In last week’s post we defined and explored the different types of tunable resonators that are available. This week we take a look at more resonator types and discuss the pros and cons of each.
Quartz crystals are used as high-quality electromechanical resonators due to their piezoelectric properties, that is, their ability to generate an electric charge in response to a mechanical stress. When a piezoelectric material is placed under mechanical stress, the positive and negative charge centers shift resulting in an external electrical field and, when reversed, an outer electrical field either stretches or compresses the piezoelectric material. In a quartz crystal resonator, this process begins with a thin slice of quartz cut to specific dimensions and is then placed between two electrodes. The cut determines the resonator physical and electrical parameters and is classified by the cut from the original crystal. For example, the AT crystal cut is used for electronic instruments where oscillators are required to run in the range 500 kHz to around 300 MHz. The BT cut is another example, similar to the AT cut, that provides repeatable characteristics with a frequency constant 2.536 MHz/mm. While the temperature stability characteristics are not as good as the AT cut, it can be used for higher frequency operation due to its higher frequency constant.
Although less accurate than quartz crystals, ceramic resonators are an alternative to the more costly crystal resonators. Like crystal resonators, ceramic resonators use the piezoelectric properties in the material, such as lead zirconium titanate (PZT). In this design, metal electrodes placed on the top and bottom of the ceramic substrate, a voltage is applied, and the substrate vibrates between the electrodes are energized, thus yielding a resonant frequency determined by the thickness of the material.
SAW and BAW Resonators
Much like crystal resonators, surface acoustic wave (SAW) resonators are components in oscillators found in higher-frequency applications. A SAW is made of an interdigital transducer with two grating reflectors that are placed on a piezoelectric material by a photolithographic process. This photolithographic process uses light to transfer a geometric pattern from a light-sensitive chemical photoresist, or resist, onto the substrate. The reflectors then form a resonant cavity that is coupled to the external circuit by the transducer. Applications include automotive remote-keyless-entry (RKE) devices, security systems, and garage door openers. Similarly, BAW resonators leverage bulk acoustic waves instead of surface acoustic waves to generate a resonant effect.

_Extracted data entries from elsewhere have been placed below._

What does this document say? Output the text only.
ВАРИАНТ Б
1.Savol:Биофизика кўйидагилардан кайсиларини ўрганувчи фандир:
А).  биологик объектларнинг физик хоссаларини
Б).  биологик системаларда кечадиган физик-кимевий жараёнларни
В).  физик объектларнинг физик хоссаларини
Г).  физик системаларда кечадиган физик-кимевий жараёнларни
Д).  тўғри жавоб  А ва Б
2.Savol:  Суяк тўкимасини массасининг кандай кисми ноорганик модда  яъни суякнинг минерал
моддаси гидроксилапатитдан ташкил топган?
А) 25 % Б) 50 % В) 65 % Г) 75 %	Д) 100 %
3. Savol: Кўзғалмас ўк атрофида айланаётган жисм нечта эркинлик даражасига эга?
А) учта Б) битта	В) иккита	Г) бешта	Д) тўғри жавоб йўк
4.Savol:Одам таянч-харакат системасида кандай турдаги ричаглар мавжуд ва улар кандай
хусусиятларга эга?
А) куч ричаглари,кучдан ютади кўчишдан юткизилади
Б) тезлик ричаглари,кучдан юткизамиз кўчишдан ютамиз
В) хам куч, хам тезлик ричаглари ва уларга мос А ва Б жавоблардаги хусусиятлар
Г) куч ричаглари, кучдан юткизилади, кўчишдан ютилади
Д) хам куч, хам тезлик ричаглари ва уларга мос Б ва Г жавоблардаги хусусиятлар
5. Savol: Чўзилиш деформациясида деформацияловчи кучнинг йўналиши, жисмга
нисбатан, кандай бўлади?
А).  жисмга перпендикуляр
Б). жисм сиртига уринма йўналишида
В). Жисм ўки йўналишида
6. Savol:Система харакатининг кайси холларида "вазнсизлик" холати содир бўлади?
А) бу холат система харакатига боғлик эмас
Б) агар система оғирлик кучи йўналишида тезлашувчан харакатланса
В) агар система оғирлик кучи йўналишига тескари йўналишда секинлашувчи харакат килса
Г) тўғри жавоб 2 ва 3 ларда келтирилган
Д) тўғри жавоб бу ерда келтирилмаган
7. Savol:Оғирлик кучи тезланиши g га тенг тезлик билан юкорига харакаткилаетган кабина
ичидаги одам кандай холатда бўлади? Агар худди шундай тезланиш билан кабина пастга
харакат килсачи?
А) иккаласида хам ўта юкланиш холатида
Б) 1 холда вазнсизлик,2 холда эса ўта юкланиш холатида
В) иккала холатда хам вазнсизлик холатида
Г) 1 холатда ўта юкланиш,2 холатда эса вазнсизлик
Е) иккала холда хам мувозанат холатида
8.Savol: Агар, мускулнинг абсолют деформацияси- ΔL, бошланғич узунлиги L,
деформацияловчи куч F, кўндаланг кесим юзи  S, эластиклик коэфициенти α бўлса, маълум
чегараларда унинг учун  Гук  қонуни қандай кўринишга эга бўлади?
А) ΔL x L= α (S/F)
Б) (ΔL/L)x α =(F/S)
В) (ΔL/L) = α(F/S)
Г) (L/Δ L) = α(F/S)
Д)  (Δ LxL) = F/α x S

Yttrium iron garnet (YIG) resonators are used as components in the design of oscillators and filters. A YIG is a synthetic form of garnet with magnetic properties that exhibits a very high Q and low phase noise oscillations capable of achieving multi-octave bandwidths. In the sphere configuration, a single crystal of synthetic yttrium iron garnet acts as a resonator with the garnet mounted on a ceramic rod with a pair of small loops around the sphere couple fields where the loops are half-turns and positioned at right-angles to prevent direct EM coupling. One advantage of the YIG is that the garnet can be tuned over a wide frequency range by varying the strength of the magnetic field, anywhere from 3 GHz up to 50 GHz. YIG filters are usually made of several coupled stages where each stage is designed with a sphere and a pair of loops.